Bien sûr. C’est de 1995 à 2016 je crois.
Oui, donc l’hypothèse, c’est que les plus jeunes ont un petit peu gambergé. Elles ont eu des expériences… Tout ce que décris Miller sur la drague, etc. elles connaissent, elles sont moins innocentes que les autres. Il doit y avoir des vagues de comportements différents. Les choses se transforment assez vite. Mais en tout cas, des vieux messieurs qui séduisent des jeunes filles et des jeunes filles qui allument les mecs, ça, c’est depuis plusieurs siècles.

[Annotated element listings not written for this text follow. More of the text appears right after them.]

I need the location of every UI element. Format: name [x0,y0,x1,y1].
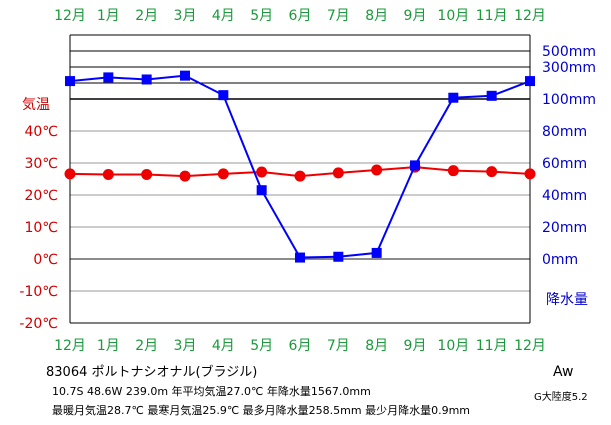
precipitation-tick-label: 20mm [542,220,587,236]
temperature-point [102,169,114,181]
temperature-axis-title: 気温 [22,97,50,113]
month-label: 5月 [250,338,273,354]
precipitation-tick-label: 80mm [542,124,587,140]
precipitation-point [141,74,152,85]
temperature-point [524,168,536,180]
temperature-point [179,170,191,182]
climate-chart: 12月 1月 2月 3月 4月 5月 6月 7月 8月 9月 10月 11月 12月 12月 1月 2月 3月… [19,8,596,354]
precipitation-point [180,70,190,81]
month-label: 12月 [514,8,546,24]
temperature-tick-label: 10℃ [24,220,58,236]
temperature-point [217,168,229,180]
month-label: 10月 [437,338,469,354]
month-label: 11月 [476,8,508,24]
month-label: 8月 [365,338,388,354]
month-label: 7月 [327,8,350,24]
month-label: 9月 [404,338,427,354]
precipitation-tick-label: 300mm [542,60,596,76]
month-label: 4月 [212,8,235,24]
month-label: 1月 [97,8,120,24]
top-month-labels: 12月 1月 2月 3月 4月 5月 6月 7月 8月 9月 10月 11月 12月 [54,8,546,24]
month-label: 5月 [250,8,273,24]
month-label: 2月 [135,338,158,354]
temperature-tick-label: 20℃ [24,188,58,204]
month-label: 11月 [476,338,508,354]
precipitation-point [410,160,420,171]
temperature-tick-label: 0℃ [33,252,58,268]
month-label: 2月 [135,8,158,24]
precipitation-point [333,251,344,262]
temperature-tick-label: 30℃ [24,156,58,172]
precipitation-point [371,247,382,258]
climate-classification: Aw [553,364,574,380]
temperature-tick-label: -10℃ [19,284,58,300]
month-label: 3月 [174,338,197,354]
precipitation-tick-label: 60mm [542,156,587,172]
temperature-point [294,170,306,182]
bottom-month-labels: 12月 1月 2月 3月 4月 5月 6月 7月 8月 9月 10月 11月 12月 [54,338,546,354]
month-label: 3月 [174,8,197,24]
month-label: 1月 [97,338,120,354]
precipitation-point [486,90,497,101]
temperature-point [64,168,76,180]
temperature-point [486,166,498,178]
temperature-point [332,167,344,179]
precipitation-point [256,185,267,196]
temperature-tick-label: -20℃ [19,316,58,332]
precipitation-point [525,76,535,87]
month-label: 4月 [212,338,235,354]
station-name: 83064 ポルトナシオナル(ブラジル) [46,365,258,380]
month-label: 12月 [54,338,86,354]
precipitation-point [295,252,305,263]
temperature-series [64,161,536,182]
month-label: 10月 [437,8,469,24]
precipitation-axis-title: 降水量 [546,292,588,308]
month-label: 9月 [404,8,427,24]
precipitation-tick-label: 100mm [542,92,596,108]
temperature-point [371,164,383,176]
month-label: 12月 [514,338,546,354]
precipitation-tick-label: 0mm [542,252,578,268]
precipitation-tick-label: 500mm [542,44,596,60]
month-label: 7月 [327,338,350,354]
temperature-tick-label: 40℃ [24,124,58,140]
precipitation-series [65,70,535,263]
station-summary-line-1: 10.7S 48.6W 239.0m 年平均気温27.0℃ 年降水量1567.0… [52,385,371,398]
precipitation-tick-label: 40mm [542,188,587,204]
precipitation-point [103,72,114,83]
month-label: 8月 [365,8,388,24]
station-summary-line-2: 最暖月気温28.7℃ 最寒月気温25.9℃ 最多月降水量258.5mm 最少月降… [52,404,471,417]
precipitation-point [65,76,75,87]
month-label: 6月 [289,8,312,24]
continentality-index: G大陸度5.2 [534,392,588,403]
month-label: 12月 [54,8,86,24]
precipitation-point [218,90,229,101]
temperature-point [256,166,268,178]
temperature-point [447,165,459,177]
temperature-axis-ticks: 40℃ 30℃ 20℃ 10℃ 0℃ -10℃ -20℃ [19,124,58,332]
precipitation-point [448,92,459,103]
month-label: 6月 [289,338,312,354]
precipitation-line [69,74,531,259]
temperature-point [141,169,153,181]
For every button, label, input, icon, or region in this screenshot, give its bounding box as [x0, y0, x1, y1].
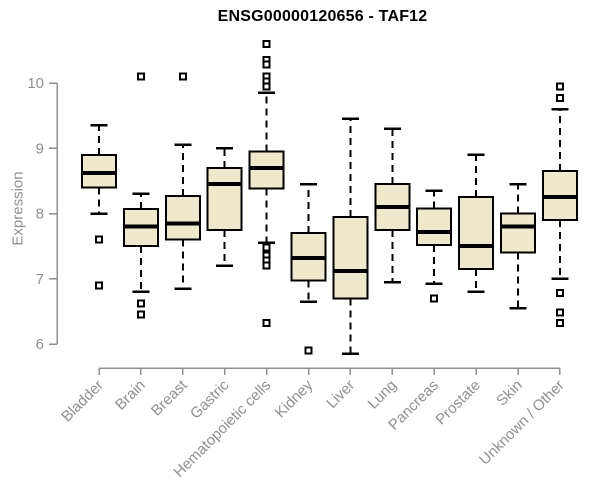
- box-skin: [500, 212, 536, 254]
- box-liver: [332, 215, 369, 300]
- x-category-label-lung: Lung: [365, 377, 401, 413]
- x-category-label-liver: Liver: [323, 377, 358, 412]
- outlier-point-hematopoietic-cells: [262, 82, 271, 91]
- outlier-point-hematopoietic-cells: [262, 243, 271, 252]
- outlier-point-bladder: [95, 235, 103, 244]
- box-prostate: [458, 196, 495, 270]
- outlier-point-kidney: [304, 346, 313, 355]
- outlier-point-hematopoietic-cells: [262, 60, 271, 69]
- outlier-point-breast: [178, 72, 187, 81]
- x-category-label-prostate: Prostate: [432, 377, 484, 429]
- y-tick-label: 10: [27, 75, 44, 92]
- outlier-point-brain: [136, 72, 145, 81]
- box-pancreas: [416, 207, 453, 246]
- x-category-label-bladder: Bladder: [58, 377, 107, 426]
- outlier-point-unknown-other: [555, 82, 564, 91]
- chart-title: ENSG00000120656 - TAF12: [217, 8, 428, 25]
- outlier-point-pancreas: [430, 294, 439, 303]
- outlier-point-bladder: [95, 281, 103, 290]
- box-hematopoietic-cells: [248, 150, 285, 190]
- outlier-point-hematopoietic-cells: [262, 39, 271, 48]
- y-tick-label: 9: [36, 140, 44, 157]
- x-category-label-kidney: Kidney: [272, 376, 317, 421]
- y-tick-label: 6: [36, 336, 44, 353]
- outlier-point-brain: [136, 310, 145, 319]
- box-breast: [164, 194, 201, 241]
- y-tick-label: 8: [36, 206, 44, 223]
- outlier-point-hematopoietic-cells: [262, 261, 271, 270]
- outlier-point-hematopoietic-cells: [262, 319, 271, 328]
- outlier-point-unknown-other: [555, 308, 564, 317]
- outlier-point-unknown-other: [555, 94, 564, 103]
- outlier-point-unknown-other: [555, 289, 564, 298]
- y-axis-label: Expression: [9, 171, 27, 246]
- x-category-label-skin: Skin: [493, 377, 526, 410]
- outlier-point-brain: [136, 299, 145, 308]
- box-gastric: [206, 166, 243, 231]
- y-tick-label: 7: [36, 271, 44, 288]
- x-category-label-brain: Brain: [112, 377, 149, 414]
- outlier-point-unknown-other: [555, 319, 564, 328]
- x-category-label-breast: Breast: [148, 376, 191, 419]
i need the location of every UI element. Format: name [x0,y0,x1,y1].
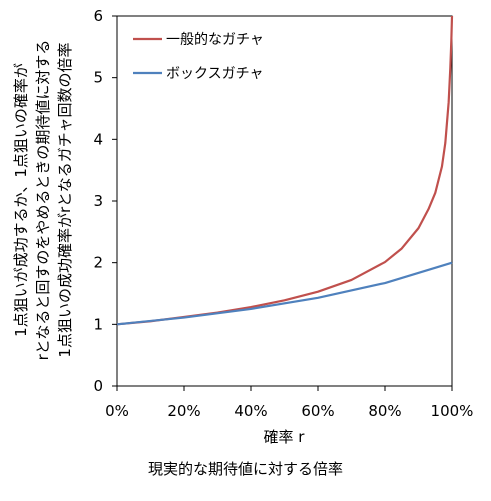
y-axis-label: 1点狙いが成功するか、1点狙いの確率が rとなると回すのをやめるときの期待値に対… [12,40,74,361]
y-axis-label-line-1: 1点狙いが成功するか、1点狙いの確率が [12,63,30,337]
plot-frame [116,15,453,387]
y-tick-label: 1 [93,315,103,333]
y-axis-label-line-2: rとなると回すのをやめるときの期待値に対する [34,40,52,361]
axes: 0% 20% 40% 60% 80% 100% 0 1 2 3 4 5 6 [93,7,473,420]
series-group [116,15,454,326]
y-tick-label: 3 [93,192,103,210]
x-tick-label: 100% [431,402,474,420]
x-tick-label: 20% [167,402,200,420]
series-line-2 [116,261,453,326]
x-axis-label: 確率 r [264,428,306,446]
chart-caption: 現実的な期待値に対する倍率 [147,460,343,478]
x-tick-label: 60% [301,402,334,420]
y-tick-label: 2 [93,254,103,272]
x-tick-label: 40% [234,402,267,420]
y-tick-label: 0 [93,377,103,395]
y-tick-label: 5 [93,69,103,87]
y-tick-label: 6 [93,7,103,25]
y-tick-label: 4 [93,130,103,148]
x-tick-label: 0% [105,402,129,420]
legend-label-2: ボックスガチャ [166,66,263,82]
x-tick-label: 80% [368,402,401,420]
y-axis-label-line-3: 1点狙いの成功確率がrとなるガチャ回数の倍率 [56,42,74,357]
plot-area [116,15,453,387]
legend-label-1: 一般的なガチャ [166,32,264,48]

D’accord. Donc, du coup, Matzneff et tout ça, ça te fait ni chaud ni froid.
Mais ce n’est pas le problème ! Oui, Matzneff, c’était à une époque, très courte d’ailleurs, de 68, où la liberté sexuelle est allée jusqu’à imaginer des rapports sexuels entre les enfants et les adultes, sans même forcément les pratiquer d’ailleurs.

Au moins, les penser.
Au moins, les théoriser, comme ont pu le faire Cohn-Bendit, Finkelkraut et quelques autres. Mais la question de mon approbation, ce n’est pas ça le problème. C’est la transformation effectivement très rapide des comportements des gens, de la conscience qu’ils ont de leurs responsabilités. L’emprise, ça date de quand, la notion d’emprise ? C’est pas vieux ! Et les mecs, ils sont tellement contents de faire bouffer leurs plumes (dans tous les sens du mot d’ailleurs) en séduisant les gamines, parce que, eux, ça les… Ils en tirent une gloire auprès des copains. Quand Masure est avec lui dans la pièce, je trouve ça vraiment de la gaminerie débile. D’ailleurs, le pauvre Masure, j’ai l’impression qu’il est resté sur la touche. Il n’a pas profité de la situation. Il n’avait peut-être même pas capté lui-même.
Si tu veux, toute la littérature est passée là-dessus. Marivaux, Balzac… Donc les rapports entre les hommes et les femmes, les hommes puissants et les jeunes filles qui savent se servir de leurs charmes… Tout ça est d’une banalité extraordinaire.
Bon, dans ce siècle dernier, les femmes ont commencé à dire que ça n’allait pas et que, malgré les bénéfices qu’elles pouvaient en tirer, elles étaient quand même plutôt perdantes et que y’en avait marre d’être humiliées, d’être tenues pour moins que rien, etc. Ça a commencé quand même très tard, c’est-à-dire fin du 19e, donc ce n’est pas vieux.
Elles se sont fait ridiculiser, moquer, humilier à nouveau et ça a mis beaucoup de temps pour qu’elles conquièrent suffisamment de force et de maturité pour dire, ben non, ça va pas. Les comportements sexuels, ils sont branchés là-dessus, parce que la conquête sexuelle, c’est quand même là où s’exerce le pouvoir. Et on peut frimer devant les copains ou on peut frimer devant les copines ou on peut s’assurer de son charme, s’assurer de l’effet qu’on a sur les gens et le fait que les hommes, avec leurs réussites sociales, de l’effet qu’ils ont sur les jeunes personnes et même sur les moins jeunes personnes.
Et donc, le plaidoyer de Miller me semble tout à fait tenir la route. Juger des comportements d’il y a 30 ans à la lumière de ceux de maintenant ou de ceux qui sont vilipendés maintenant, c’est pas très juste. Parce que tous ces jeunes gens, Miller et compagnie étaient… pratiquaient joyeusement ce genre de dominations. D’ailleurs, tu le sais très bien puisque t’as entendu parler des comportements des mecs de la GP à l’égard des femmes.

Oui, bien sûr.
Donc c’est récent par rapport au siècle…

C’était les années 70. Là, on est 30 ans plus tard, même si on a encore fait un bond de 30 ans.
Metoo, c’est 60 ans plus tard.

Oui c’est ça, deux fois 30 ans. Les années 70 et puis là, les faits qui sont relatés sont 30 ans plus tard, et là, on est encore 30 ans plus tard.
Et ça va à la fois très vite et pas vite.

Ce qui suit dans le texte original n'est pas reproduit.